ARTIK ** USA 2019 Dir: Tom Botchii Skowronski. 78 mins
The Artik of the title, as essayed by Jerry G Angelo, is a midwestern husband and father who wants his young son Adam (Gavin White) to carry on his work: he prepares for this by taking the kid out on the backroads in New Mexico to help with the clear-ups after Dad has slaughtered passing strangers. While the comic book obsessed Artik and his wife (Lauren Ashley Carter) ponder over their unrealistic ambitions, Adam meets a sympathetic stranger (Chase Williamson) and things start to change dramatically.
Barely feature length – it comes in around 69 minutes before the end credits – this starts as a well-acted, compelling character-driven piece with a gritty, talky opening stretch in the poor-white-trash psychological horror vein.
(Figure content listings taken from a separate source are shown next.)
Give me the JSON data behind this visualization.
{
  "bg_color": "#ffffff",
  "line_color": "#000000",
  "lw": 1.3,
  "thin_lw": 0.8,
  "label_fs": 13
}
It also delivers a quite shocking, literally in-your-face bit of violent business with a fork. Alas, despite an impressive look for a low budget film, it devolves into yet another torture movie, with a second half that feels very old hat and undoes the good work done by the actors. Writer-director Tom Botchii Skowronski, graduating from short films such as NIGHT TERRORIZER, 11 MINUTES and GOLDBLOODED, displays enough promise to suggest his future features will be worth keeping an eye out for.